Of course, all this is undermined if the recovery process sends a link to an authentication reset to an email address that isn’t secured so well secured. All it takes then is for an attacker to compromise your email, and then tell the system that you’ve lost your login credentials. If your email is zero- or one-factor authentication than the system is only as secure as that and all the work to make it multi-factor has been wasted.

This is why get those ‘recovery questions’ that supposedly only you know (name of your first pet). Then, when people forget those, you get other recovery processes, like sending a letter to your home with a one-time password on it (which of course means trusting the postal service end-to-end), or an SMS (which means trusting the network carrier’s security). Once again, it’s ‘things you can trust’ all the way down.

So it goes.

Acceptable Risk and Isolation

We’ve touched on this already above when discussing the ‘prohibitive cost of compromising a system’ and the ‘consequences of a breach’, but it’s worth making explicit the concept of ‘acceptable risk’. An acceptable risk is a risk that is known about, but whose consequences of compromise are less than the effort of

A sensible organisation concerned about security in the real world will have provisions for these situations in their security standards, as it could potentially save a lot of effectively pointless effort at the company level.

For example, a username/password combination may be sufficient to secure an internal hotel booking system. Even if that system were compromised, then (it might be argued) you would still need to compromise the credit card system to exploit it for material gain.

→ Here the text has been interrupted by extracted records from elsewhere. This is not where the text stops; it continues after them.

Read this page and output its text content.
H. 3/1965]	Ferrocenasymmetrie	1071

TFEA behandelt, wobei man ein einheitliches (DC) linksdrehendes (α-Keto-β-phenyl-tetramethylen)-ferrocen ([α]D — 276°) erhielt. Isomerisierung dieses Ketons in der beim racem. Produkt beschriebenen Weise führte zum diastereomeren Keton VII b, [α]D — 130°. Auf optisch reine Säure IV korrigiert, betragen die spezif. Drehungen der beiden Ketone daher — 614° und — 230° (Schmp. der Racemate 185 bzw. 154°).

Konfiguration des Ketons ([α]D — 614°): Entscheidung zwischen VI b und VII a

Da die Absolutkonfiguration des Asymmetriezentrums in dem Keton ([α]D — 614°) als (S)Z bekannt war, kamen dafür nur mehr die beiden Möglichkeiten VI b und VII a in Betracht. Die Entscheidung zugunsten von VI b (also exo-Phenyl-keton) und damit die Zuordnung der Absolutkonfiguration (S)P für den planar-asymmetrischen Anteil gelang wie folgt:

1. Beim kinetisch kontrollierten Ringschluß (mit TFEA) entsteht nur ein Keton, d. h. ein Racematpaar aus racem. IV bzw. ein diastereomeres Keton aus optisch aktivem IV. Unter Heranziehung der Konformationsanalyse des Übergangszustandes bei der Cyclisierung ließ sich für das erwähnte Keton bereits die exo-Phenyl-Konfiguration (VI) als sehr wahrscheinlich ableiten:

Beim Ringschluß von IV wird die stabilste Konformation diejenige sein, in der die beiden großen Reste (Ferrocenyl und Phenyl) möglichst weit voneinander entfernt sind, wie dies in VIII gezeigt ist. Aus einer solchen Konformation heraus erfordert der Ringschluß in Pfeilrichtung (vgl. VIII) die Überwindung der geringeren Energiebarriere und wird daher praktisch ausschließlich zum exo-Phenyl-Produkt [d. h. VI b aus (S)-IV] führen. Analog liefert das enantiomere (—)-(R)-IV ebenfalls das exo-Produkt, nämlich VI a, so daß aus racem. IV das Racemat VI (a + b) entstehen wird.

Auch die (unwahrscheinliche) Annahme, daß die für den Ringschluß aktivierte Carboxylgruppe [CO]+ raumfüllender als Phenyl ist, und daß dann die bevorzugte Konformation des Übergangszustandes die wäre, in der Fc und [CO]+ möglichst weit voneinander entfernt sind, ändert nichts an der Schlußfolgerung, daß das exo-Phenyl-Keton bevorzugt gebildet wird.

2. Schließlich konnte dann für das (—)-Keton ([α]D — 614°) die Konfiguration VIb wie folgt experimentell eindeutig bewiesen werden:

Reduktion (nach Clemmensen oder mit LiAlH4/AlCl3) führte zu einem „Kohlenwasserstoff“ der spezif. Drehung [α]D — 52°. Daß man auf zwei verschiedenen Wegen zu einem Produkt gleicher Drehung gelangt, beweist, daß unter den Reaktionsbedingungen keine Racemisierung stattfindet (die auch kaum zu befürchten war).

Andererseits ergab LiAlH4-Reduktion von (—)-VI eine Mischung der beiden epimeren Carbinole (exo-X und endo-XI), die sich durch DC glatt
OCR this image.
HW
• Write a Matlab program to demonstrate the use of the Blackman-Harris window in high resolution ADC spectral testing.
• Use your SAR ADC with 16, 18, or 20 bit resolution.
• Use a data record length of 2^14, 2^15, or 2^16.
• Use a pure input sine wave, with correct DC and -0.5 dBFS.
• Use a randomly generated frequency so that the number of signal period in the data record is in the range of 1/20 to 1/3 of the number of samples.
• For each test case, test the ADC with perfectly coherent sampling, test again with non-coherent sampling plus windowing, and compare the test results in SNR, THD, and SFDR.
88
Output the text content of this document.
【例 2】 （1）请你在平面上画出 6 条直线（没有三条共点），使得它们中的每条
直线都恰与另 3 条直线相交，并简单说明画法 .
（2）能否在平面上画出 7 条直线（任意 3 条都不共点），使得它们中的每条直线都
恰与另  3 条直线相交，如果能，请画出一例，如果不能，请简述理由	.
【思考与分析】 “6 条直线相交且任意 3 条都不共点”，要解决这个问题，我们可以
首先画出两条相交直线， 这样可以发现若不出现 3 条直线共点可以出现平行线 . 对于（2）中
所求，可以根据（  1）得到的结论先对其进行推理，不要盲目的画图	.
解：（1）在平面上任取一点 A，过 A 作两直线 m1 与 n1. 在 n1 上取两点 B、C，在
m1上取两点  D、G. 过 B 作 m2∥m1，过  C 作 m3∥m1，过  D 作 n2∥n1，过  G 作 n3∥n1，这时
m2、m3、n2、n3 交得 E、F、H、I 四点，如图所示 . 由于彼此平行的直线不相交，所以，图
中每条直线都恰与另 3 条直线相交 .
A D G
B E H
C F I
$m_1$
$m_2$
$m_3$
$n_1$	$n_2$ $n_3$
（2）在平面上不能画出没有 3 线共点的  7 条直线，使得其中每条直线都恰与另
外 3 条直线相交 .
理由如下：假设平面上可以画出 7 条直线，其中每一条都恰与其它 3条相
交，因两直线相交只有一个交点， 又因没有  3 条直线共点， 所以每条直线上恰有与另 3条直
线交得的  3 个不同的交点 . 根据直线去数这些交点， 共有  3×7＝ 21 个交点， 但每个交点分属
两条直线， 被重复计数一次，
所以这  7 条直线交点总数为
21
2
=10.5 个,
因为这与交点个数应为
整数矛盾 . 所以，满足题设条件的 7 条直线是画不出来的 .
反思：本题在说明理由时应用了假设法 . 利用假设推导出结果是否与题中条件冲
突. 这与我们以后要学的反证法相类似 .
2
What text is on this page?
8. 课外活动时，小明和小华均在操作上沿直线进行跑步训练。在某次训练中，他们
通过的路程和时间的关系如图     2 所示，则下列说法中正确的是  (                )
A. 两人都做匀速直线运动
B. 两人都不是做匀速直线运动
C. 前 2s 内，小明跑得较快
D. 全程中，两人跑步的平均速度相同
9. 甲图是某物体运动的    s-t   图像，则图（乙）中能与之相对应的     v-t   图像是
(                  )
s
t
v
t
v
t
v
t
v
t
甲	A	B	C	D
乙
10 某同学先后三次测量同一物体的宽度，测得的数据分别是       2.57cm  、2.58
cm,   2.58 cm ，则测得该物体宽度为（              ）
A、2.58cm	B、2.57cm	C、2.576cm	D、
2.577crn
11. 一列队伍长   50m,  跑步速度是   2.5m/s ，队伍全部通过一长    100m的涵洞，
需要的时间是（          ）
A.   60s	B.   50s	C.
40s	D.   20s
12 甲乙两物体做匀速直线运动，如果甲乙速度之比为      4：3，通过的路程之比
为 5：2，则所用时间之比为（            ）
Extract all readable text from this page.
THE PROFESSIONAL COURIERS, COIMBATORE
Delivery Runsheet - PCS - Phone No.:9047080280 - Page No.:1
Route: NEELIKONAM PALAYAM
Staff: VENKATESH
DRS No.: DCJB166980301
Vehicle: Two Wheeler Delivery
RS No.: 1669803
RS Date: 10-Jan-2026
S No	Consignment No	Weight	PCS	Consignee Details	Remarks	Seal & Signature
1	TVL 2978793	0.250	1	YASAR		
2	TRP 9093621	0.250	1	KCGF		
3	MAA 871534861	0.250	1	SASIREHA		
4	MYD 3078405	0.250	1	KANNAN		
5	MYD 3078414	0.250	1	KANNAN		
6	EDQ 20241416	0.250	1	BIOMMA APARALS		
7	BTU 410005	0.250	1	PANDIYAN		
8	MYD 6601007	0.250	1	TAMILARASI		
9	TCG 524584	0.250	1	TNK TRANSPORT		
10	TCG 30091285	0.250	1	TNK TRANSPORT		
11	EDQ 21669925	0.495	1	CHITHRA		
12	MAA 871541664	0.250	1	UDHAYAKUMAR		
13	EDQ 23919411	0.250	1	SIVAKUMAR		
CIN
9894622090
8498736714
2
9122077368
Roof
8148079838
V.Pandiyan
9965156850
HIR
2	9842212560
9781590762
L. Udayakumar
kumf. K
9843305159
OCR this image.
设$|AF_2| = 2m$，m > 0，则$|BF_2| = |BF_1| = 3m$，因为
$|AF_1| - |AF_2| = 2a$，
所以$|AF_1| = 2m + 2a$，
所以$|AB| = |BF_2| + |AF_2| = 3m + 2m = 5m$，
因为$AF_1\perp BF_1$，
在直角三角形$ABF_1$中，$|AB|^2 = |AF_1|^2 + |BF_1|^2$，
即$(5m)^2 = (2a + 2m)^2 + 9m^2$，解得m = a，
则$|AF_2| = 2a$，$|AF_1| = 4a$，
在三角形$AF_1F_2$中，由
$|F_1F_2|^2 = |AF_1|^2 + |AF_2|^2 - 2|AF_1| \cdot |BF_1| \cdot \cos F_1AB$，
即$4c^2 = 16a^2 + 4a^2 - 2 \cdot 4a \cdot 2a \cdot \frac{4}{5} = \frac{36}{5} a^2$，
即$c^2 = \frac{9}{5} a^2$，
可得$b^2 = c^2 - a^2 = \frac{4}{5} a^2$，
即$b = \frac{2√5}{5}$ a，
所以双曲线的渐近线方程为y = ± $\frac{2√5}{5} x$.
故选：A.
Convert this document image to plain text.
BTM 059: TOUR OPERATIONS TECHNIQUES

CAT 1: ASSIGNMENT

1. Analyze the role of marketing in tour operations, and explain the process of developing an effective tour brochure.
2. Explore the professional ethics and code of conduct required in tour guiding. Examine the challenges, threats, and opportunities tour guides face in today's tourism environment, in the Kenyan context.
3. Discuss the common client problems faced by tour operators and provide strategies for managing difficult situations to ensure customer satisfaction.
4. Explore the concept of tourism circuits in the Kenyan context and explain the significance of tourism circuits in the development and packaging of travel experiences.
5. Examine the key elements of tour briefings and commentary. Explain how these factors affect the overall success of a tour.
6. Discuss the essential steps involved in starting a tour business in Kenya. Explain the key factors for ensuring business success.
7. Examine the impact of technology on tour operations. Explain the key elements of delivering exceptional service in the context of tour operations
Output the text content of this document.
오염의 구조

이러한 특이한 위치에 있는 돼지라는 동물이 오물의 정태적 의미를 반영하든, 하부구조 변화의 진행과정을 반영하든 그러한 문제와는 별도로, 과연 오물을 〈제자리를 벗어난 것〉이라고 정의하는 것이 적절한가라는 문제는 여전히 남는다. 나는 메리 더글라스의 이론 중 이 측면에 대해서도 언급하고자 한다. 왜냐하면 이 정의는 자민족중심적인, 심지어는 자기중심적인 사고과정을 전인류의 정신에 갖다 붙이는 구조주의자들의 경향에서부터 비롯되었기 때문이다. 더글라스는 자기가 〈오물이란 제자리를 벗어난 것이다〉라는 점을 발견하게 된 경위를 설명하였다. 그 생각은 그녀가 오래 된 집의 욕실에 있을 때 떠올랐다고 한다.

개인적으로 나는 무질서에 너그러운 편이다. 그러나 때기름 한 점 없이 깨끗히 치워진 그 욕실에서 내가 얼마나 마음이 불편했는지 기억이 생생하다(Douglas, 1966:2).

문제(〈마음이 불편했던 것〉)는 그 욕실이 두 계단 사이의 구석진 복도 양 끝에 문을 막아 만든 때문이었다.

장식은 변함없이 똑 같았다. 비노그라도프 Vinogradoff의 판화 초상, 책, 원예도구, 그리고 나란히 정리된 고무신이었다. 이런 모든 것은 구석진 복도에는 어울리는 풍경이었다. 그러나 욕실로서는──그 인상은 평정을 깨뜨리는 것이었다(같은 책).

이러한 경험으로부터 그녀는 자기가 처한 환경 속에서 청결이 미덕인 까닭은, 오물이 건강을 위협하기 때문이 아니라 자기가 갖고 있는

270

The security consultant may raise another factor at this point, specifically: whether the system is appropriately isolated. If your hotel booking system sits on the same server as your core transaction system, then an exploit of the book system could result in the compromise of your core transaction system.

Sometimes, asking a security consultant “is that an acceptable risk?” can yield surprising results, since they may be so locked into saying ‘no’ that they may have overlooked the possibility that the security standards they’re working to do indeed allow for a more ‘risk-based’ approach.

Conclusion

That was a pretty quick tour through a lot of security concepts that will hopefully help you if you are bewildered by security conversations.